Comparison of DMG Ester and PTAD Sterol Assays.

4-Phenyl-1,2,4-triazoline-3,5-dione (PTAD) derivatization of sterols followed by LC/MS analysis has been used to develop screens of drugs that affect cellular levels of 7-DHC, desmosterol, lanosterol, and cholesterol.1,2,3436 7-DHC readily undergoes a Diels–Alder reaction with PTAD, and the adduct is detected at pmol levels by LC/MS. Desmosterol, lanosterol, and other sterols in the Bloch pathway react with PTAD in an “enetype” reaction giving adducts having characteristic fragmentation patterns that are also readily detected by LC/MS.34 The reaction of these sterols with PTAD is rapid, the adducts chromatograph with run times of less than a minute, and the derivatization and workup can be carried out in a 96-well format, making high throughput screening possible. There are limitations to the PTAD method for assay of other sterols however since PTAD reacts with most sterols, giving some adducts that do not readily separate by chromatography. Notably, 8-DHC and 7-DHD react with PTAD giving adducts that have similar chromatographic and MS fragmentation characteristics excluding those sterols from assay by the PTAD method.

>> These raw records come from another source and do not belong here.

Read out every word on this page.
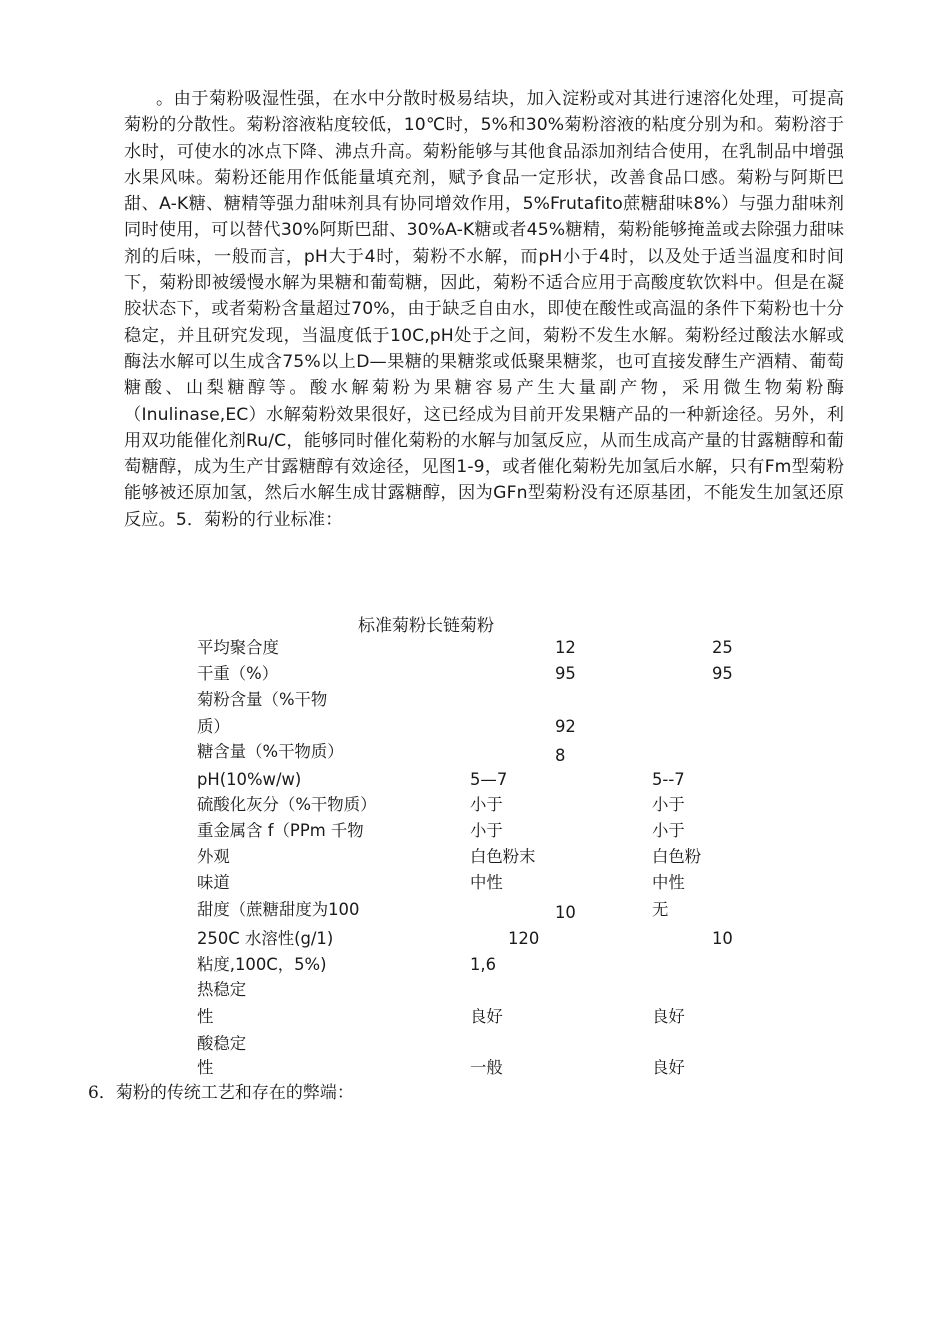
。由于菊粉吸湿性强，在水中分散时极易结块，加入淀粉或对其进行速溶化处理，可提高菊粉的分散性。菊粉溶液粘度较低，10℃时，5%和30%菊粉溶液的粘度分别为和。菊粉溶于水时，可使水的冰点下降、沸点升高。菊粉能够与其他食品添加剂结合使用，在乳制品中增强水果风味。菊粉还能用作低能量填充剂，赋予食品一定形状，改善食品口感。菊粉与阿斯巴甜、A-K糖、糖精等强力甜味剂具有协同增效作用，5%Frutafito蔗糖甜味8%）与强力甜味剂同时使用，可以替代30%阿斯巴甜、30%A-K糖或者45%糖精，菊粉能够掩盖或去除强力甜味剂的后味，一般而言，pH大于4时，菊粉不水解，而pH小于4时，以及处于适当温度和时间下，菊粉即被缓慢水解为果糖和葡萄糖，因此，菊粉不适合应用于高酸度软饮料中。但是在凝胶状态下，或者菊粉含量超过70%，由于缺乏自由水，即使在酸性或高温的条件下菊粉也十分稳定，并且研究发现，当温度低于10C,pH处于之间，菊粉不发生水解。菊粉经过酸法水解或酶法水解可以生成含75%以上D—果糖的果糖浆或低聚果糖浆，也可直接发酵生产酒精、葡萄糖酸、山梨糖醇等。酸水解菊粉为果糖容易产生大量副产物，采用微生物菊粉酶（Inulinase,EC）水解菊粉效果很好，这已经成为目前开发果糖产品的一种新途径。另外，利用双功能催化剂Ru/C，能够同时催化菊粉的水解与加氢反应，从而生成高产量的甘露糖醇和葡萄糖醇，成为生产甘露糖醇有效途径，见图1-9，或者催化菊粉先加氢后水解，只有Fm型菊粉能够被还原加氢，然后水解生成甘露糖醇，因为GFn型菊粉没有还原基团，不能发生加氢还原反应。5．菊粉的行业标准：

标准菊粉长链菊粉
平均聚合度	12	25
干重（%）	95	95
菊粉含量（%干物
质）	92
糖含量（%干物质）	8
pH(10%w/w)	5—7	5--7
硫酸化灰分（%干物质）	小于	小于
重金属含 f（PPm 千物	小于	小于
外观	白色粉末	白色粉
味道	中性	中性
甜度（蔗糖甜度为100	10	无
250C 水溶性(g/1)	120	10
粘度,100C，5%)	1,6
热稳定
性	良好	良好
酸稳定
性	一般	良好
6．菊粉的传统工艺和存在的弊端：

We have assayed the sterols in neurons and astrocytes by both the DMG and PTAD methods for several of the drug treatments, and the methods are in good agreement for lanosterol, desmosterol, 7-DHC, and cholesterol. Comparison data for one such sterol mixture analyzed by both methods are provided in Supporting Information; see Figure S4. We conclude that the PTAD method does provide high sensitivity and speed for a limited set of sterols if high throughput is important. Regardless of the method of analysis, the use of isotopically labeled standards provides a clear advantage over other methods of quantification. We have undertaken the synthesis of many of the labeled analytes and have made them generally available for use. Details of the synthetic methods are presented in Supporting Information.

Sterol and Oxysterol Profiles in Neurons and Astrocytes.

Primary cortical neuronal and astrocytes cultures were prepared from E18 C57BL/6J mice as previously described.22,37 Briefly, both neurons and astrocytes were plated in 96-well plates, grown for 9 days, and analyzed for sterols. Figure 4 compares the levels in neurons and astrocytes in nmol/million cells of the 14 sterols and 7 oxysterols assayed by the DMG method. Note that the Bloch sterols are present in higher concentrations than those along the Kandutsch–Russell pathway, with the exception of desmosterol/cholesterol pair. Sterol levels found in nmol/million cells are generally greater in neurons than in astrocytes with the one exception of 7-DHD, which is present at higher levels in astrocytes. 7-Ketocholesterol (7-keto) was found at significantly higher levels in astrocytes than neurons, while 24-hydroxycholesterol (24-OH) and 25-hydroxycholesterol (25-OH) were the major oxysterols detected in neurons.38 The four other oxysterols included in the DMG assay (see Figure 2) were found at much lower levels than 7-keto, 24-OH and 25-OH in both neurons and astrocytes.

Figure 4.

Figure 4.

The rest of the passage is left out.